According to UCLA, many Californians face inadequate access to oral healthcare services for many reasons. The biggest challenges are the uneven distribution of providers, underfunded public health programs, lack of understanding of the importance of oral health, and difficulty in identifying available resources.
“This funding enables the dental school and delta dental to have an even stronger presence in bridging the gap with access to care in California. With Delta Dental’s generous support, we can expand our treatment reach and training capacity,” said Paul Krebsbach, DDS, PhD, dean of the UCLA School of Dentistry. “Because our program continually assesses and evaluates outcomes, the funding will enhance care for today’s patients, as well as tomorrow’s patients.”

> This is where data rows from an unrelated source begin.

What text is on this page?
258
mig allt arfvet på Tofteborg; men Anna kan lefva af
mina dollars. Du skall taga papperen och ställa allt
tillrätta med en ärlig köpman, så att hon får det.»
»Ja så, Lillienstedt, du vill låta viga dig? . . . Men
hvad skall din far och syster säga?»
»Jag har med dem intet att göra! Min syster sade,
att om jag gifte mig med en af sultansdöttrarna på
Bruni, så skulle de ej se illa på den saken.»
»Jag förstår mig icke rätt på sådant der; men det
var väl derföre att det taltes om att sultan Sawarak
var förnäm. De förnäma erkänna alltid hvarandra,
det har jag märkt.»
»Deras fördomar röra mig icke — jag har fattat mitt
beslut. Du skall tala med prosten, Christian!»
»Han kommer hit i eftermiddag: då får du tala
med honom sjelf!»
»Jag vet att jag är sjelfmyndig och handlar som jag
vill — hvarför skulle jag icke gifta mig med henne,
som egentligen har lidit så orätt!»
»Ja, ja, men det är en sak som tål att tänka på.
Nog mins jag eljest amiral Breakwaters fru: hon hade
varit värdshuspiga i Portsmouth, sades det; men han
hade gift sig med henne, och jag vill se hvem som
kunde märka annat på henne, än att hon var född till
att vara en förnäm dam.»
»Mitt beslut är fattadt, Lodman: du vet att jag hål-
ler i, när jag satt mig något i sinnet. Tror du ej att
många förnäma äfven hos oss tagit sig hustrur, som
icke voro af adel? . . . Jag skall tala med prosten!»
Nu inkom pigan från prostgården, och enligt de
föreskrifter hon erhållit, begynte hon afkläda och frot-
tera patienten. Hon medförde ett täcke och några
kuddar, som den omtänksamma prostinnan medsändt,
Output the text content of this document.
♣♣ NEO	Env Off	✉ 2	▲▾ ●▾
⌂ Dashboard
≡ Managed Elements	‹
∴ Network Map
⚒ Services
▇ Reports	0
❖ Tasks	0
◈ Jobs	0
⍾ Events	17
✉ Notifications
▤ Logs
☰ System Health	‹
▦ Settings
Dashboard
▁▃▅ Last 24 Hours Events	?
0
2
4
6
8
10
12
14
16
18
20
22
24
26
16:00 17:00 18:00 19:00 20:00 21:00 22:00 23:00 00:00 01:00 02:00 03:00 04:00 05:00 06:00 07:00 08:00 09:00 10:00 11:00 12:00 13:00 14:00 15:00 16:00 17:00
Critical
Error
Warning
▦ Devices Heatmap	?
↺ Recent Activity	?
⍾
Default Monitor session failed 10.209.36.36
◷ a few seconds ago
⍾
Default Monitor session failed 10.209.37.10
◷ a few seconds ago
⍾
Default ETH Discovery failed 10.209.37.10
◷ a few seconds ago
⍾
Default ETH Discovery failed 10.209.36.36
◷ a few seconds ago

Overseen by credentialed dental practitioners, fourth-year dental students will treat Medicaid recipients or people who struggle with access to care. The school will affiliate with federally qualified health centers, which treat underserved populations, and practices that focus on people living at or below 200% of the federal poverty level.
“Delta Dental is committed to broadening access to dental care for those who otherwise might go without,” said John Yamamoto, DDS, MPH, Delta Dental’s vice president of professional services. “We’re pleased to support the efforts of the community-based clinical education program at the UCLA School of Dentistry and, in doing so, the many patients and dentists who are so integral to the program.”
The funding will support startup costs to launch the program, which includes partnering with 12 dental clinics throughout California and the creation of an online mentorship program. The program also will initiate the use of electronic health record data monitoring, which will help facilitate audits leading to improved patient care protocols.
“We hope to achieve several outcomes over the next several years. First, our goal is to graduate the highest quality dentists and also increase pathways and awareness for our graduates into public health dentistry,” said Bill Piskorowski, DDS, program director and associate dean for community-based clinical education.
“Next, we hope to become a conduit of evidence-based information between experts and clinicians at remote locations and provide data to ensure best practices in healthcare delivery methods nationwide,” Piskorowski said.
Additionally, the funding will support the further development of the program’s sustainability model, which creates an efficient, cost-effective structure for student engagement, faculty commitment, and community impact.
“With Delta Dental as a partner, I am confident that we can create a robust and effective local oral healthcare delivery model that can be replicated in other parts of the state, nation, and world,” Krebsbach said.